Thoracoscopic view revealing lung eschars secondary to cryoanalgesia. The right portion of the image displays the lung surface, with two rounded eschars that showed air leakage and were sutured.
Discussion
At our institution, cryoneurolysis protocol in PE patients was established in October 2021. Ultrasound-guided percutaneous cryoanalgesia is performed on an outpatient basis a few days prior to surgery to ensure a proper analgesic effect. 12
After this case, we examined for lung eschars in the successive procedures, noticing that another patient had the same lesions but more superficial, without air leakage as the visceral pleura was intact. Therefore, the technique and material was modified to avoid lung damage. Nowadays, cryoneurolysis is applied in 10 intercostal spaces: 5 in every side, starting at the level of the deepest chest depression, from two spaces above to two spaces below, which are marked with a surgical marker. The probe is introduced through a 14-gauge beveled intravenous catheter that serves as a guide-through. To make sure the probe will not go too deep, a mark made with adhesive skin closure is placed on the probe at the point where only its tip overtakes the catheter ( Fig. 3 ). Normal saline is still inyected to verify the needle tip placement and to push the pleura forward. We aim to place the probe's tip between intern and innermost intercostal muscles and avoid going underneath the rib. Ultrasound-guided percutaneous puncture is done, leaving the catheter in place and replacing the needle with the probe ( Fig. 3 ). Freezing is applied for 2 minutes at −88°C. Color Doppler twinkling artifact to delineate the probe's contour and hypoechoic image corresponding to the ice ball are ultrasound signs that help locate the probe's position. The same process is repeated for each intercostal space. While the cryoprobe is performing the cycle, the next intercostal space is punctured with the intravenous catheter to optimize time. Once the cycle is finished, the catheter is already placed and ready to introduce the cryoprobe through it. At the end of the procedure, a lung ultrasound and a chest X-ray are performed to rule out immediate complications. Ever since the material and technique was modified by puncturing more superficially with the angiocath and marking the probe; no more lung eschars have been observed.

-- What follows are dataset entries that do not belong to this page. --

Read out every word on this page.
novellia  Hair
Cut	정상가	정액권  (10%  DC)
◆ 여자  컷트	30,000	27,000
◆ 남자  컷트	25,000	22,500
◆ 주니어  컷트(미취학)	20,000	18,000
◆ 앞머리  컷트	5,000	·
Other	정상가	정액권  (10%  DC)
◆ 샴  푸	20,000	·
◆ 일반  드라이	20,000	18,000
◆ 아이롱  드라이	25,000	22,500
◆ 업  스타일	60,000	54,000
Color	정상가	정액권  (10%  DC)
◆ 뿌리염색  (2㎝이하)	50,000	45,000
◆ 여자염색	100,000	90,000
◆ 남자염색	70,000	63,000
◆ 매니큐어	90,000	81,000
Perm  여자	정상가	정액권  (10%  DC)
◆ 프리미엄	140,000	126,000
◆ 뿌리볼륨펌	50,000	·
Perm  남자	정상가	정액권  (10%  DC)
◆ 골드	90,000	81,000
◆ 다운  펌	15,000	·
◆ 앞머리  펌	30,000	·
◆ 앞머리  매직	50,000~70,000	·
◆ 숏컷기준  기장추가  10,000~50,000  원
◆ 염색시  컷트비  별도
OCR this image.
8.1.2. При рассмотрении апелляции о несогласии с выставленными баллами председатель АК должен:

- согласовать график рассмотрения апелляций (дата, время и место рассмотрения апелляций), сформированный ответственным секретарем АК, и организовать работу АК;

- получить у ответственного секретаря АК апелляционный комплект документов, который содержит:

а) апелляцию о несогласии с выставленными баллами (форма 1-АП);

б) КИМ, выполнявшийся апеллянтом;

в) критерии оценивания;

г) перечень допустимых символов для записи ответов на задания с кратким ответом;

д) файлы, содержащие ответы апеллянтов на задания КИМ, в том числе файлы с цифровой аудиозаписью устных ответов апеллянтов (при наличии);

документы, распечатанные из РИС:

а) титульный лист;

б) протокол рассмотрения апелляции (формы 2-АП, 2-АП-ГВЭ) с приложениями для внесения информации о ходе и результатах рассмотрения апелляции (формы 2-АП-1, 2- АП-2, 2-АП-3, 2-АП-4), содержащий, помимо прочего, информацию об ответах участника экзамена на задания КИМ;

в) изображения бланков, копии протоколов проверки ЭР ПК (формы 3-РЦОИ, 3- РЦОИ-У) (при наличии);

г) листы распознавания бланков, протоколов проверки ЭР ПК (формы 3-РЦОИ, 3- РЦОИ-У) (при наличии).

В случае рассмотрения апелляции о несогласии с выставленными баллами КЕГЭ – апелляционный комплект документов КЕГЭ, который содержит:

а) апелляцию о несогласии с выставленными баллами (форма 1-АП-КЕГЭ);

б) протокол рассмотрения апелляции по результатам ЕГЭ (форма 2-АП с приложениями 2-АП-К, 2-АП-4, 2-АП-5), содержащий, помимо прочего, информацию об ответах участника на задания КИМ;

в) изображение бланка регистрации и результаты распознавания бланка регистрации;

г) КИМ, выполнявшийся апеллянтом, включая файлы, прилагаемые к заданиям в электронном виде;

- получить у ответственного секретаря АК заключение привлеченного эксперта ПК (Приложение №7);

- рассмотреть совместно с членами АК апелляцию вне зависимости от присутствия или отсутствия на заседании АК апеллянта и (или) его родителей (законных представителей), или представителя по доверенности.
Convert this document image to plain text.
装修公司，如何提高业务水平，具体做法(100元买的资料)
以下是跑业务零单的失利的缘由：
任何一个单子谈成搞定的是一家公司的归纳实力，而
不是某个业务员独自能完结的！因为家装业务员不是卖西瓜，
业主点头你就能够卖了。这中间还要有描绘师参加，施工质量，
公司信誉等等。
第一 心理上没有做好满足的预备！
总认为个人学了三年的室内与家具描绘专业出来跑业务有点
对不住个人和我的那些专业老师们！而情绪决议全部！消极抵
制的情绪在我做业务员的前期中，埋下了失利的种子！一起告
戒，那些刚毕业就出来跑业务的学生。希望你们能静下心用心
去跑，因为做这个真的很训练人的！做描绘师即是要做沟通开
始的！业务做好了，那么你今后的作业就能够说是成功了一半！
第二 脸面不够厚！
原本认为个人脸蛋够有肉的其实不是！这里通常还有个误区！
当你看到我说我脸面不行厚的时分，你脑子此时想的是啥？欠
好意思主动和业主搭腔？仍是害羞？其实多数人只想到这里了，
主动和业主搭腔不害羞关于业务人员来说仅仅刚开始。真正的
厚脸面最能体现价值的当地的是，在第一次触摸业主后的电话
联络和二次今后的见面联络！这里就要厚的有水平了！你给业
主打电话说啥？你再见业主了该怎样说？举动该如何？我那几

Ultrasound-guided percutaneous cryoanalgesia procedure. ( A ) Material currently used in the procedure. ( B ) Marking of the probe with adhesive tape. ( C ) Ice ball created with the cryoprobe. ( D ) Ultrasound-guided percutaneous puncture observing a round hypoechogenic image corresponding to the ice ball.
Conclusion
The use of cryoanalgesia in PE is increasing due to the improvement in postoperative pain control management. However, some complications may occur. Both the anesthesiologist and the pediatric surgeon must exercise caution to ensure the proper device and technique are used to avoid potential complications. Percutaneous intercostal cryoanalgesia can cause delayed pneumothorax due to lung eschars. To the best of our knowledge, this is the first reported direct visualization of cryoanalgesia lung injuries causing delayed pneumothorax. Regarding this complication, adjustments were made to the ultrasound-guided percutaneous cryoanalgesia technique, employing a more superficial approach. In other words, avoiding too-close application of the cryoprobe to the lung surface can overcome this complication. Thus far, we have not observed any additional occurrences of lung lesions ( Supplementary Fig. S1 , available in the online version).